I don’t know if we happen to live somewhere that is right out of the south in the 1970’s, but I witness racism, religionism (okay I’ve never heard that word, but it should exist), and basic ethnocentrism all the time. I consider myself pretty worldly especially for someone who was raised in Missouri. I’m fairly well traveled, bilingual, oh yeah, and I happen to wear a turban. The turban isn’t something that you can tell from my profile picture, since that was taken before I made the commitment to wear it, but in my everyday life, it is one of the first things people notice about me.
I think that I have a really accepting attitude about all different types of people, but I guess I kind of thought that if nothing else the turban would send the message of “bigotry not accepted here”. However, the other day I was running through all the hustle and bustle that would be the rest of the afternoon. As I got my daughter in her car seat to pick my husband up from work, our next door neighbor happened to be outside wearing his baseball cap, cut off shorts, and enjoying a brewsky (I only bring this up because of what he then said).
Neighbor: “Hey, I’ve noticed all the Mexicans and blacks coming by to look at your house…have any white people come to look?”
Me: Blank stare
Neighbor: “It’s not that I have anything against them or anything, but ya know sometimes you get the Mexicans in there and before you know it there are twelve cars out front and they have moved their whole families in there…but I’ve known some good Mexicans though.”
Me: “Ummm…I think that the only criteria that the landlord has is a decent credit score…”
At this point we were interrupted by a (white) couple who had just pulled up and were asking about whether or not they could see the place.
Neighbor: “The landlord wants someone with good credit. Please have good credit.”
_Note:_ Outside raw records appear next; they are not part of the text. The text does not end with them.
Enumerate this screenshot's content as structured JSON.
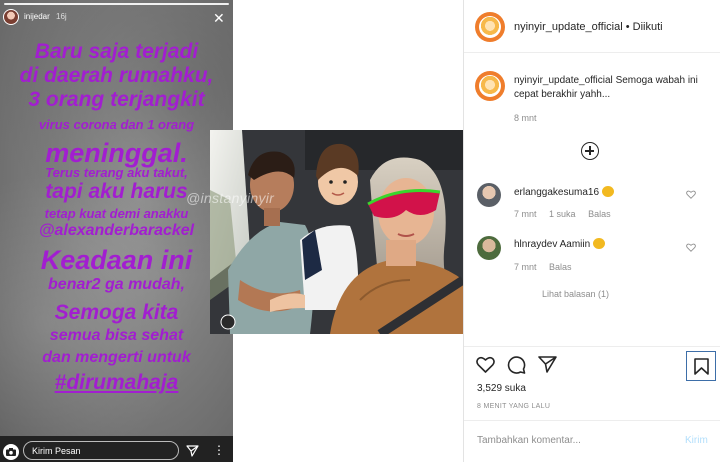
{
  "story": {
    "username": "inijedar",
    "time": "16j",
    "text_lines": [
      "Baru saja terjadi",
      "di daerah rumahku,",
      "3 orang terjangkit",
      "virus corona dan 1 orang",
      "meninggal.",
      "Terus terang aku takut,",
      "tapi aku harus",
      "tetap kuat demi anakku",
      "@alexanderbarackel",
      "Keadaan ini",
      "benar2 ga mudah,",
      "Semoga kita",
      "semua bisa sehat",
      "dan mengerti untuk",
      "#dirumahaja"
    ],
    "message_placeholder": "Kirim Pesan"
  },
  "photo": {
    "watermark": "@instanyinyir"
  },
  "post": {
    "header_username": "nyinyir_update_official",
    "header_separator": "•",
    "follow_status": "Diikuti",
    "caption_username": "nyinyir_update_official",
    "caption_text": "Semoga wabah ini cepat berakhir yahh...",
    "caption_time": "8 mnt",
    "comments": [
      {
        "username": "erlanggakesuma16",
        "text": "",
        "time": "7 mnt",
        "likes": "1 suka",
        "reply": "Balas"
      },
      {
        "username": "hlnraydev",
        "text": "Aamiin",
        "time": "7 mnt",
        "likes": "",
        "reply": "Balas"
      }
    ],
    "view_replies": "Lihat balasan (1)",
    "like_count": "3,529 suka",
    "post_time": "8 MENIT YANG LALU",
    "comment_placeholder": "Tambahkan komentar...",
    "post_button": "Kirim"
  },
  "colors": {
    "story_text": "#a21ed0",
    "avatar_ring": "#ef7d2c",
    "secondary_text": "#8e8e8e",
    "post_button_disabled": "#b2dffc"
  }
}
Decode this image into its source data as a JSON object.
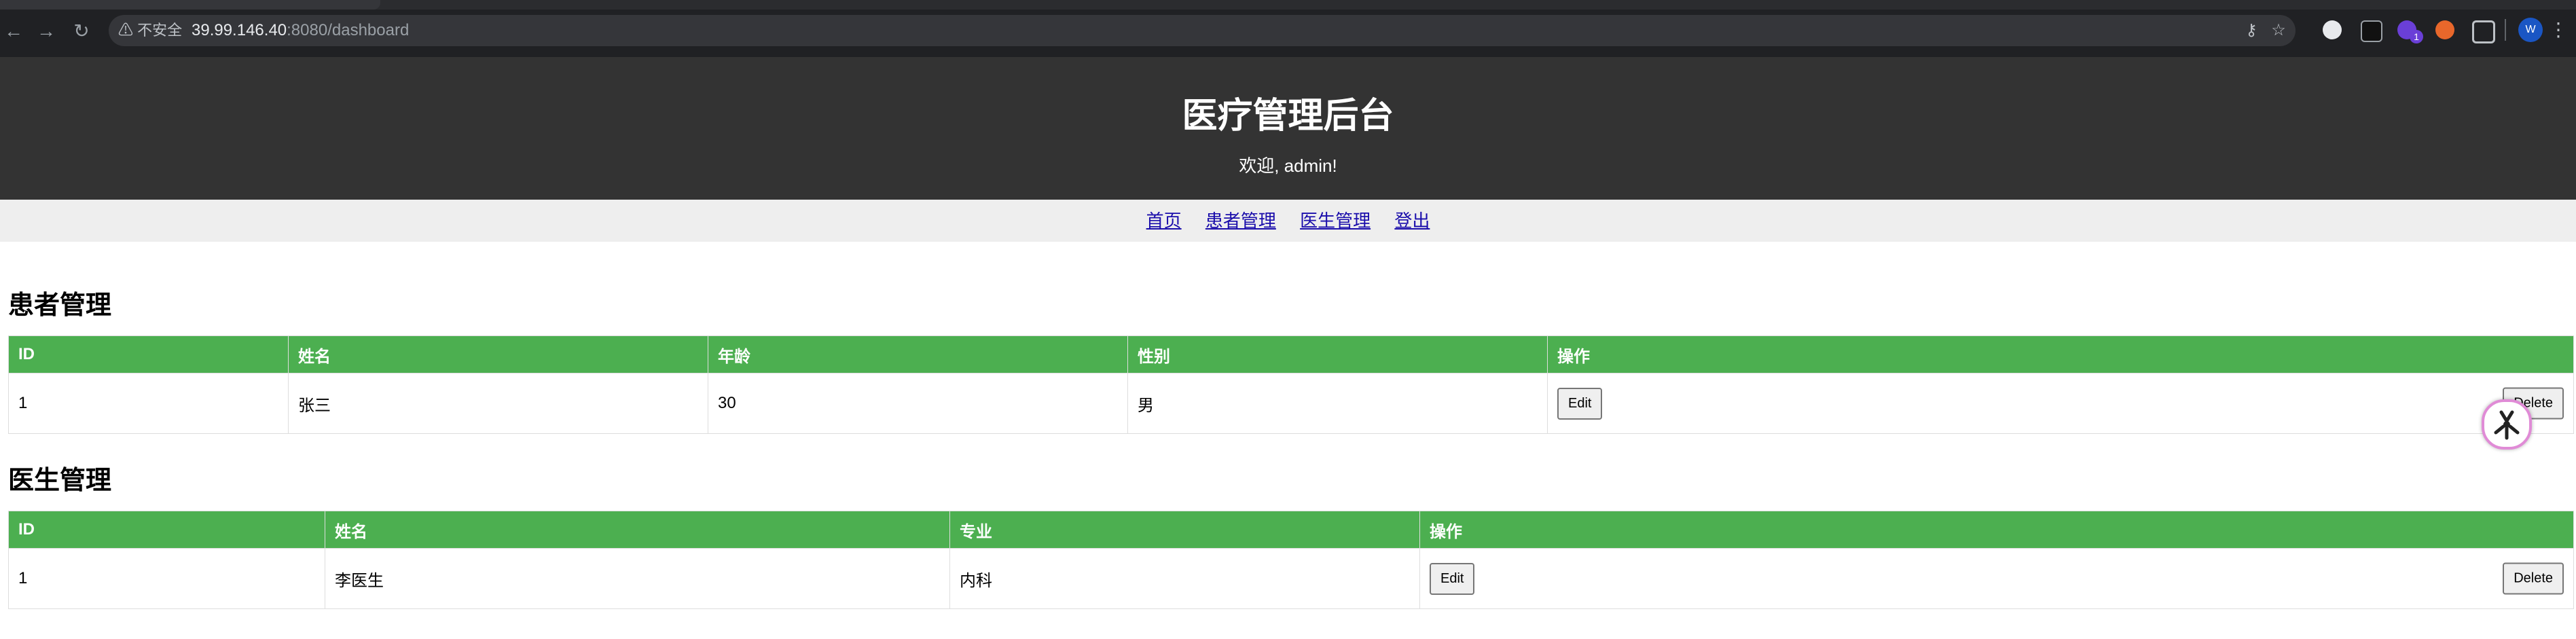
{
  "browser": {
    "security_label": "⚠ 不安全",
    "url_host": "39.99.146.40",
    "url_rest": ":8080/dashboard",
    "extension_badge": "1",
    "profile_initial": "W",
    "icons": [
      "back-icon",
      "forward-icon",
      "reload-icon",
      "key-icon",
      "star-icon",
      "extension-icon"
    ]
  },
  "header": {
    "title": "医疗管理后台",
    "welcome": "欢迎, admin!"
  },
  "nav": {
    "home": "首页",
    "patients": "患者管理",
    "doctors": "医生管理",
    "logout": "登出"
  },
  "patients": {
    "title": "患者管理",
    "columns": [
      "ID",
      "姓名",
      "年龄",
      "性别",
      "操作"
    ],
    "rows": [
      {
        "id": "1",
        "name": "张三",
        "age": "30",
        "gender": "男",
        "edit": "Edit",
        "delete": "Delete"
      }
    ]
  },
  "doctors": {
    "title": "医生管理",
    "columns": [
      "ID",
      "姓名",
      "专业",
      "操作"
    ],
    "rows": [
      {
        "id": "1",
        "name": "李医生",
        "specialty": "内科",
        "edit": "Edit",
        "delete": "Delete"
      }
    ]
  },
  "colors": {
    "header_bg": "#333333",
    "table_header": "#4caf50",
    "nav_bg": "#eeeeee"
  }
}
I was done talking now. Part of me wanted to tell him about the absolutely lovely people that had already been in to see the place (a sweet African American couple who looked like they were just starting out, and a very nice hispanic woman with a young son) I had had pleasant conversation with both sets of people, and couldn’t imagine NOT wanting them as neighbors. I’m still kicking myself for not standing up to my neighbor. I wish I had said or done something that let him know that I don’t agree with or condone those types of comments or attitudes…and whether or not that changed the way he thought, at least it would set a boundary letting him know that he couldn’t expect a sympathetic ear when it came to that. This is not the only time that I have dealt with this sort of stuff, but it’s the most recent. I think I really need to get better at having an answer. Afterall, it is my job to pass my values on to my kids, and I would like to set a stronger example.
How do you react when you notice racism? What would you have done in my place?